TX150 Frankie Knuckles – ‘Baby Wants To Ride‘/‘Your Love’/ TX151 Frankie Knuckles – ‘It’s A Cold World’/’Bad Boy’

 Trax’s 50th was suitably monolithic (well, 49th as there wasn’t a 143 but 151 – the real 150 – is also worthy of celebration, if that makes sense). Although credited to Knuckles, the two singles comprised four of the tracks which Frankie had written with the underrated Bryon Walton, aka Jamie Principle, whose damaged angel tones sometimes recalled a steamier Marc Almond but entered a different dimension of night-time sleaze and soaring rapture. According to Bill’s notes, the pair assembled a package consisting of ‘Your Love’, ‘I’m Gonna Make You Scream’, ‘Baby Wants To Ride’, ‘Cold World’, ‘Bad Boy’ and the sublime ‘Waiting On An Angel’, which was first to emerge [on Persona in 1985] while the others were still being played on tape and cassette.

Baby Wants To Ride’ is the ultimate heavy breathing sex hump tingler, while ‘Your Love’ probably better known as the backing track under Candi Staton’s accapella which provided the bootleg for ‘You Got The Love’ (as later warbled to great success by Florence). The original is one of the greatest love songs of all time, with ‘Cold World’ a close second; enigmatic, edgy and unbearably beautiful. ‘Bad Boy’ laid in obscurity until Acid Rain, here again as a bold statement from the gay subculture which underpinned and motivated early Chicago house music.

TX152 Marshall Jefferson Presents Hercules – ‘Lost In The Groove’

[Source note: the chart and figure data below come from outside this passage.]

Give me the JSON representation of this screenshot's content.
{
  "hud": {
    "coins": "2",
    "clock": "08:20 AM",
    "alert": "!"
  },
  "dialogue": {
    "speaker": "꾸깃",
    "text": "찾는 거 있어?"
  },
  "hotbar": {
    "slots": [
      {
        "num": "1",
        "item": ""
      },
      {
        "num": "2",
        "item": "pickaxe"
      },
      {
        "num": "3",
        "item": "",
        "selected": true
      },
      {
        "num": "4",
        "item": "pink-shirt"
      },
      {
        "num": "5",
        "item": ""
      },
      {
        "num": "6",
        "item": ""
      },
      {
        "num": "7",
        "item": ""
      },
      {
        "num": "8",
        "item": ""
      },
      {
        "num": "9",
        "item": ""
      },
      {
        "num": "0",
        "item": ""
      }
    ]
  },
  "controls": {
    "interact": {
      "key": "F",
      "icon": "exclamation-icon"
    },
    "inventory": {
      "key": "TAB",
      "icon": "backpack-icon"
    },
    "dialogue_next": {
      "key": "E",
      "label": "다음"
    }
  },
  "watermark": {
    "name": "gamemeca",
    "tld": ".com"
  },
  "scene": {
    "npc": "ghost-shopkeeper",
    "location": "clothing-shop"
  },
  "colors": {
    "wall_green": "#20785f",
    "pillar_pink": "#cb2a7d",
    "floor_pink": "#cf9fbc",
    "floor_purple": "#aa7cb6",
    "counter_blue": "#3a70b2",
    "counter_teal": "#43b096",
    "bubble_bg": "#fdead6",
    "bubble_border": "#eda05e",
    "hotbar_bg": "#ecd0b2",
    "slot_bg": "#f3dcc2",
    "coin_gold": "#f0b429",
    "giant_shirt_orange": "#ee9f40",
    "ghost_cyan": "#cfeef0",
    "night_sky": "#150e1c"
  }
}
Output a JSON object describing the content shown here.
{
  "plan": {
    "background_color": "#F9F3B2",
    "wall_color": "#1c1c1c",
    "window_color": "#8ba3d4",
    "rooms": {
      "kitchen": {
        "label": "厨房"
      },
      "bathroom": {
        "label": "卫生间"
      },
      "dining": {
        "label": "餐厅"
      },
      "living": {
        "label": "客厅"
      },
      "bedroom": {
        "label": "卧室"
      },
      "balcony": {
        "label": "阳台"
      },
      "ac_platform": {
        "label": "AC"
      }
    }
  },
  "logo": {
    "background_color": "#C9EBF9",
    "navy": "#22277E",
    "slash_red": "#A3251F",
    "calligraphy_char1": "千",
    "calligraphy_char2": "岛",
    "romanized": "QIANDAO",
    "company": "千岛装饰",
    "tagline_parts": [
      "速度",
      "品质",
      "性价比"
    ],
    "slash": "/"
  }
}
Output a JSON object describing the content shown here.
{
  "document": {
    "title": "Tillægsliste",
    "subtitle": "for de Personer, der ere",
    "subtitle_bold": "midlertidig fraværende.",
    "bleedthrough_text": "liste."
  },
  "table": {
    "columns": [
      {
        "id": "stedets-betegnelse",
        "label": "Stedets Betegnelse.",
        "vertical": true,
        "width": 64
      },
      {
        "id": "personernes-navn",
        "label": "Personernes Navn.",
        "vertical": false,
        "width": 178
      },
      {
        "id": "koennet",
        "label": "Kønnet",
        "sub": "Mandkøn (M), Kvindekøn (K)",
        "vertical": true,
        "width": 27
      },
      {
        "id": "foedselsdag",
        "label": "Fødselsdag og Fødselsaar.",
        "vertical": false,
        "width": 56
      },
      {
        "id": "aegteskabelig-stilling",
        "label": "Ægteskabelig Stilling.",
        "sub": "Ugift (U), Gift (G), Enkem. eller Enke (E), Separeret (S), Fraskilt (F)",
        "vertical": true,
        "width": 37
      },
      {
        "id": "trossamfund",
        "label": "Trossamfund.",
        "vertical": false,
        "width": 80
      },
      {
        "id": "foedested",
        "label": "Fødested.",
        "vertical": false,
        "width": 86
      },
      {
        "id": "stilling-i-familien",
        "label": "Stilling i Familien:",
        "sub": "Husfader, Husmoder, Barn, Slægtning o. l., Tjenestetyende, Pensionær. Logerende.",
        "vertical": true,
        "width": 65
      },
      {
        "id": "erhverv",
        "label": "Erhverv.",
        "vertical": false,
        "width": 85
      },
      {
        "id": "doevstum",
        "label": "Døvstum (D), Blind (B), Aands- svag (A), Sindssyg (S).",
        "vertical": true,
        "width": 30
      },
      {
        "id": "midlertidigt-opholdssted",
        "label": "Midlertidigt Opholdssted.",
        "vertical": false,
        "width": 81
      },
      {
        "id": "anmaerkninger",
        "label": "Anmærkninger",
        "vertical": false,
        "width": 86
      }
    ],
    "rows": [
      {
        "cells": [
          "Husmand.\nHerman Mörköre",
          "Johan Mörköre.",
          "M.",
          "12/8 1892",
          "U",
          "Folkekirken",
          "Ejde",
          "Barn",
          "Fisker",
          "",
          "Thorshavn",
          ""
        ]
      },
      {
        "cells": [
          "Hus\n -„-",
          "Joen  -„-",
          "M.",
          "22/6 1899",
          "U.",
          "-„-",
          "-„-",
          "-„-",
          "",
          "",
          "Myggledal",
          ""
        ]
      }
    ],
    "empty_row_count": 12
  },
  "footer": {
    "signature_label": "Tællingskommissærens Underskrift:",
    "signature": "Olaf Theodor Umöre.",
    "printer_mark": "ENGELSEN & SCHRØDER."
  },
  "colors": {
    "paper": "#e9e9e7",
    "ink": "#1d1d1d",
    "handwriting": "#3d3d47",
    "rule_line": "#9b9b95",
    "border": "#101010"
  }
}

The unstoppable Jefferson unleashes another dark persona over harsh but compulsive groove bent around the Sinister Riff and that chilling string sound. The mighty Hercules uses slowed vocal for his effective depiction of a guy hopelessly mired in dance floor delirium as the rhythms get murkier, drums go on heat and screams go up. ‘It’s time to lose control…’. There’s also a stripped-down heavy breathing steam-bath dub; truly astonishing in its other-worldly strangeness. Herc would rise again on ‘Seven Ways To Jack’ for Dance Mania.

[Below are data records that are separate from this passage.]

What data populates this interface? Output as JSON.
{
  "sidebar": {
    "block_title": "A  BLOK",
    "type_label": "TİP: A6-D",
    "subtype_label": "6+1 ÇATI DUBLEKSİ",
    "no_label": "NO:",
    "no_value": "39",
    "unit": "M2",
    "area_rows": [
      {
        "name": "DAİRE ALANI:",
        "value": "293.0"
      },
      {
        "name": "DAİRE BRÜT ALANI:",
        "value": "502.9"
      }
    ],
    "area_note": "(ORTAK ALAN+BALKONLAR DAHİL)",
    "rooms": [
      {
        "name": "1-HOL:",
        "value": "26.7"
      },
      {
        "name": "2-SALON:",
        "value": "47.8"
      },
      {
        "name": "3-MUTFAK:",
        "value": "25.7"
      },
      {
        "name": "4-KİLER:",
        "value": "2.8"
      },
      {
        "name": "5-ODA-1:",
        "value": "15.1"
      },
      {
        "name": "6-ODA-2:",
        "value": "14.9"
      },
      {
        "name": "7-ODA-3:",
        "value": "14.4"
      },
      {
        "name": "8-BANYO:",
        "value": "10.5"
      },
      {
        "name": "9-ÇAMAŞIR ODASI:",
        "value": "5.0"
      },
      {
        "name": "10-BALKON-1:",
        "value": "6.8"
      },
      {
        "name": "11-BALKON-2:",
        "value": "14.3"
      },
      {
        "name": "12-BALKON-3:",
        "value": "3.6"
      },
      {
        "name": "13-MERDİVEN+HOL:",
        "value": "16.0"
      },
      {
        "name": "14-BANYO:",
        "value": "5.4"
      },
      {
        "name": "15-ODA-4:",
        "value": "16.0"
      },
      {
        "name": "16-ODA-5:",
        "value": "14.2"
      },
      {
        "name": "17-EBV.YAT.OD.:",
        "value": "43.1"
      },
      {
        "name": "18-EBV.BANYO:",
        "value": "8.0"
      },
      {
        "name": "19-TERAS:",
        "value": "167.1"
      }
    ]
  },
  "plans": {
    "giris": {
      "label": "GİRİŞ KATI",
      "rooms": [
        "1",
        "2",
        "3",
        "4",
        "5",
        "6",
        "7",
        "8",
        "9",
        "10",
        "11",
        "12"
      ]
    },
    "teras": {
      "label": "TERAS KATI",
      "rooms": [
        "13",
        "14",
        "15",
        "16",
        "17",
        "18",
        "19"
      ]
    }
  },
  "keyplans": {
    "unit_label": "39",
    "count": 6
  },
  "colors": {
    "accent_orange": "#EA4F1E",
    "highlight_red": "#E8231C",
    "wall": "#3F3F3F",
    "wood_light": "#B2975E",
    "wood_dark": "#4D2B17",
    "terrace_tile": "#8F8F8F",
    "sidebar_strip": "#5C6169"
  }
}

TX153 Dancer – ‘Boom Boom‘/‘Am A Dog’

After ‘Boom Boom’s spaced-out berserkness, where every sound seems to be fighting for its place in some kind of raging parallel sonic cauldron, ‘Am A Dog’ sees George Clinton’s Atomic Dog dragged to the Music Box to leg-humping effect by Jack Frost (Adonis) and Sidney Winters (aka Fat Albert). It sounds like nothing on Earth – just a flickering, spitting acid pulse, weird Martian voices, stick insect masturbation drum machine and, out of nowhere, disembodied female soul voice, all drenched in echo (including dog loop). Howl along as the pair unleash the barks and ‘baroos’.